In other words, God knows the power of evil and the agony of suffering because in Jesus he experienced it firsthand. He knows what men and women go through, so the author of Hebrews can say, “Because he himself suffered when he was tempted, he is able to help those who are being tempted.” And again,”We do not have a high priest who is unable to sympathize with our weaknesses, but we have one who has been tempted in every way, just as we are – yet without sin.” So suffering men and women are now able to “approach the throne of grace with confidence, so that we may receive
mercy and find grace to help us in our time of need.”

This, of course, does not solve the problem of evil and suffering. Karl Barth called it ‘the impossible possibility.’ But it assures us that we are not alone. God knows – not just intellectually, but experientially; and he cares.
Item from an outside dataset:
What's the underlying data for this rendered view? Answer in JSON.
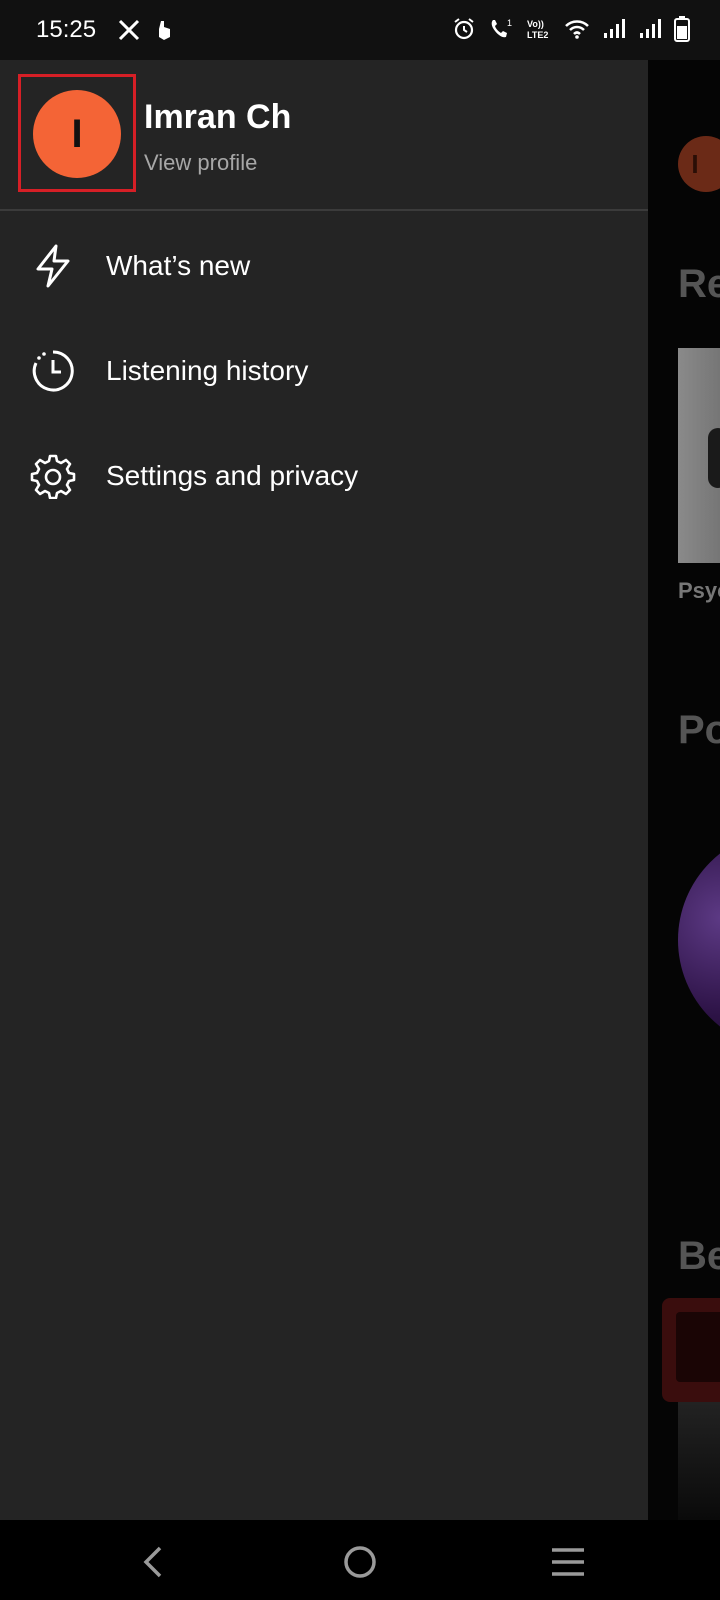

Part of the problem is that we are continually underestimating the power of evil. The Christian faith says that in order to overcome it, it was necessary for God himself, in the person of his Son, to become human and suffer the indignities and agonies of the cross. Shouldn’t that be a clue as to the strength of evil? Jesus himself prayed in the Garden, “If it be possible, let this cup pass from me.” But there was no other way; that was the only solution available. My suspicion is that when we see God, we will know that he has been in the fight of his life. He could not overcome evil with his left hand while doing something more important with his right. He had to muster all his strength to overcome it. This is why Jesus taught us to pray, “Lead us not into temptation, but deliver us from evil.” A more accurate rendering might be, “Do not bring us to the test (we are far too weak for that), but deliver us from the Evil One.”

Instead of fighting intellectual battles that can never be won, shouldn’t we be pointing to Christ and to the cross as the key to understanding our world and our lives? Then we wouldn’t be tempted to manipulate tired, confused old men to prove the existence of God, and who knows? We ourselves might be led to abandon our arrogance and kneel before the cross, “lost in wonder, love and praise.”